Daí, talvez, se explique tanto desconforto causado por essa e outras narrativas
que trazem, simplesmente, uma forma de amar.
Parece
que representar relações lésbicas sempre traz, na maioria das vezes, uma sombra
de lesbofobia. Então para que continuar a incomodar? Parece adequado trazer as
provocações e respostas de Rosi Braidotti (2015). Para que tentar positivar,
nesses tempos de intolerância, nosso “fracasso” conjuntural em abrigar identidades
diversas? O que isso mesmo significa para nossos futuros sustentáveis, a serem
construídos coletivamente e com a esperança ainda, apesar de tantos números e
notícias aterradoras de retrocessos? Para
que? Mais uma vez, recorro às palavras de Rosi Braidotti, ao enfatizar que
devemos manter as esperanças de mudança e de práticas políticas de resistência,
tendo em vista, sempre, nossos interlocutores e interlocutoras mais
importantes: os que virão depois de nós.
Sigamos, então, com as palavras dela a respeito de seu projeto de ética
afirmadora de futuros sustentáveis: “Por que continuar com este projeto? Por
nenhuma razão em particular. Aqui a razão não tem nada a ver. Trata-se de atuar
pelo gosto de fazê-lo, para ser dignos de nosso tempo resistindo ao presente,
por amor ao mundo” (Braidotti, 2018, p.146).

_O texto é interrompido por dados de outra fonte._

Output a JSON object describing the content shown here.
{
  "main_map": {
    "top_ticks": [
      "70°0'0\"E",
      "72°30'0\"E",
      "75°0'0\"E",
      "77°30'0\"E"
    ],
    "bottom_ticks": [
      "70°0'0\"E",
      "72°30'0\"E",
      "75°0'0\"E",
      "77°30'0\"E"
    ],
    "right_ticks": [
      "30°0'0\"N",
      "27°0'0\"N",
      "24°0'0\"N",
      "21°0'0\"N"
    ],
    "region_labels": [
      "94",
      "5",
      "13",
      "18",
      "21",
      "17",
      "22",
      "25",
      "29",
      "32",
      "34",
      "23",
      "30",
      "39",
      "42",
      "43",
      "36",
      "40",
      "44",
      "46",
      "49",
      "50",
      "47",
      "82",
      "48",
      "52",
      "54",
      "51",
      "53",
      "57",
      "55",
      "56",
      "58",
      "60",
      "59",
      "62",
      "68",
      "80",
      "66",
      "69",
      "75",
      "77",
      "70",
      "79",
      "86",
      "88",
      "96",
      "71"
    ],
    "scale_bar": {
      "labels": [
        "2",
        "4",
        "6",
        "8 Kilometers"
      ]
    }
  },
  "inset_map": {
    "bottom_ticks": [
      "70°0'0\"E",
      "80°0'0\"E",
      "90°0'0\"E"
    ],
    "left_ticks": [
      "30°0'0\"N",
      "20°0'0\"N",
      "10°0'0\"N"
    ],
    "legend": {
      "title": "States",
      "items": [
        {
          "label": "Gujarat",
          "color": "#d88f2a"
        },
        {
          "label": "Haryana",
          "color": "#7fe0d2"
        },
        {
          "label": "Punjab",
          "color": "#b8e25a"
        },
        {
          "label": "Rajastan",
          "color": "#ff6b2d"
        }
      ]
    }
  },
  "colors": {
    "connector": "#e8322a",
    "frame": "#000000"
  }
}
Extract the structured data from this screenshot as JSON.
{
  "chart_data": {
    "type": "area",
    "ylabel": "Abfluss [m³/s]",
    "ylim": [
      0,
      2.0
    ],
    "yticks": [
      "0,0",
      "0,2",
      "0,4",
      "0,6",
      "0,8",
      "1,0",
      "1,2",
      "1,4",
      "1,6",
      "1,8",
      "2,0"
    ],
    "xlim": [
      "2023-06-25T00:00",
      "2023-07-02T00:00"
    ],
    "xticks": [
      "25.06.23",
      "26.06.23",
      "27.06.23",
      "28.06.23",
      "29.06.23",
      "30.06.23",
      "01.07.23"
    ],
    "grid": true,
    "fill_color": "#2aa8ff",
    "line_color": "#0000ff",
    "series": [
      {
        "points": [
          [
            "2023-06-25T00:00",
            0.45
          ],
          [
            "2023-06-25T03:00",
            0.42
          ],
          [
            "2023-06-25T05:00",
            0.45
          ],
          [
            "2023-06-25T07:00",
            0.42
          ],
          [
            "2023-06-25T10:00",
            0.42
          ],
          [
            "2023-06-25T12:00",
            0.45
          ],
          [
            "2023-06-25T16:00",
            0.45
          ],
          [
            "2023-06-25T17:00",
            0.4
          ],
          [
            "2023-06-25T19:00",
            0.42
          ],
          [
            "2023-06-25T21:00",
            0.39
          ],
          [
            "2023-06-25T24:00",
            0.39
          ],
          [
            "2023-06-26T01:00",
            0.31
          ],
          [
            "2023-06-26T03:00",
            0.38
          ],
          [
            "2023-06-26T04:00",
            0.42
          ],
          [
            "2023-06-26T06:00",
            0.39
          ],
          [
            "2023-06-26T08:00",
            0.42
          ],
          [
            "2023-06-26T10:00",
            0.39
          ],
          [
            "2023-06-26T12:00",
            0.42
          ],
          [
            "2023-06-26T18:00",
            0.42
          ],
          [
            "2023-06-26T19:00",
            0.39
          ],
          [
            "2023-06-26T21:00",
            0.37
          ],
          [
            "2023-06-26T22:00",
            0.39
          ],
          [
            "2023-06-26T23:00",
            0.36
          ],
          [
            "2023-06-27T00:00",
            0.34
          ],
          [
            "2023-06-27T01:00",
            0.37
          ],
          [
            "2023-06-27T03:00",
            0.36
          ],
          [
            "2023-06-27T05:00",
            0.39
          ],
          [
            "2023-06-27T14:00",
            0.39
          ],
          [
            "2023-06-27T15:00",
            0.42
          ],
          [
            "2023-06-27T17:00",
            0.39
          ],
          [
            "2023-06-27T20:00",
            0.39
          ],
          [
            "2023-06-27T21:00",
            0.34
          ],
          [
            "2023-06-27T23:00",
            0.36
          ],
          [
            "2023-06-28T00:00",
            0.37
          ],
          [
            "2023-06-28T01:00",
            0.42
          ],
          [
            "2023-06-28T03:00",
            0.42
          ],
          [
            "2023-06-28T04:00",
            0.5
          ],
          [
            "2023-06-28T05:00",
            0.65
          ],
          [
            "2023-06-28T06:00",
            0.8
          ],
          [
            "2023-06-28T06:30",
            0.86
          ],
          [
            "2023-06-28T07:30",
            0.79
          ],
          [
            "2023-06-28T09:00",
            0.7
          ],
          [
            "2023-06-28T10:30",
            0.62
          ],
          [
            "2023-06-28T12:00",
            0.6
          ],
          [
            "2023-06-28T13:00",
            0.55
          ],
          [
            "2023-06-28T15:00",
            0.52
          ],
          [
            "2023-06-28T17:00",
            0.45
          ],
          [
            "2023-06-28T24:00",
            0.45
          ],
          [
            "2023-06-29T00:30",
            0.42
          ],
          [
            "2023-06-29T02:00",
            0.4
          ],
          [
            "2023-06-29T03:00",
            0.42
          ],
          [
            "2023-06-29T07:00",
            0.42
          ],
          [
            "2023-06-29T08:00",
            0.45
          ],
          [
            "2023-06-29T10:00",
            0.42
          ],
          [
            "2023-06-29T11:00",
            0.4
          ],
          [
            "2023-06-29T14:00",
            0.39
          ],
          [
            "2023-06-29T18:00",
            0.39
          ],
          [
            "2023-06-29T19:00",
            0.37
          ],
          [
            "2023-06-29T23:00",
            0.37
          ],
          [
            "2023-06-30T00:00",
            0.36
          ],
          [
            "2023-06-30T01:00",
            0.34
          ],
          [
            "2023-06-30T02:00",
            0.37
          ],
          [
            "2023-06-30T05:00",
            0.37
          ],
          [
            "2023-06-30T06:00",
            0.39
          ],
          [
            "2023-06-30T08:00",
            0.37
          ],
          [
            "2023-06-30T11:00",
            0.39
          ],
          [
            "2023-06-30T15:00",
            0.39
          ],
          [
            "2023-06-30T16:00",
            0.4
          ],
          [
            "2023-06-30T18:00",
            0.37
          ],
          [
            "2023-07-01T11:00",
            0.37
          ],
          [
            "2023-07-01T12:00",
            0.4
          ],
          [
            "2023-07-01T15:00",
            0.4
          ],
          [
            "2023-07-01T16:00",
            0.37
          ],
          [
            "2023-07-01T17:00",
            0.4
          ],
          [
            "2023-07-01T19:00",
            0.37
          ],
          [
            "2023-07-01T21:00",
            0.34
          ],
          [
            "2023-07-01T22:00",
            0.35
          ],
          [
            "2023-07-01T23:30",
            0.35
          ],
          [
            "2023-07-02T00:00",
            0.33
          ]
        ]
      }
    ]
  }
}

Referências bibliográficas
AHMED, Sara. La
politica cultural de las emociones. Trad. Cecilia Olivares Mansuy. México:
Unam/Programa Universitário de Estudios de Género, 2015.
BAIDROTTI, Rosi. Por
uma política afirmativa: Itinerarios éticos. Trad. de Juan Carlos Gentile Vitale. Barcelona: Gedisa,
2018.
BENSIMON, Carol. Todos nós adorávamos caubóis. São
Paulo: Companhia das Letras, 2013.
POLESSO, Natália Borges. Amora. Porto Alegre: Não Editora, 2015.
YOUNG, Iris Marion. “O gênero como serialidade: pensar as
mulheres como um coletivo social.” Trad. de Laura Fonseca e Marinela Freitas. EX AEQUO (Revista da Associação
Portuguesa de Estudos sobre as Mulheres) nº 8, janeiro de 2004. pp.113-139.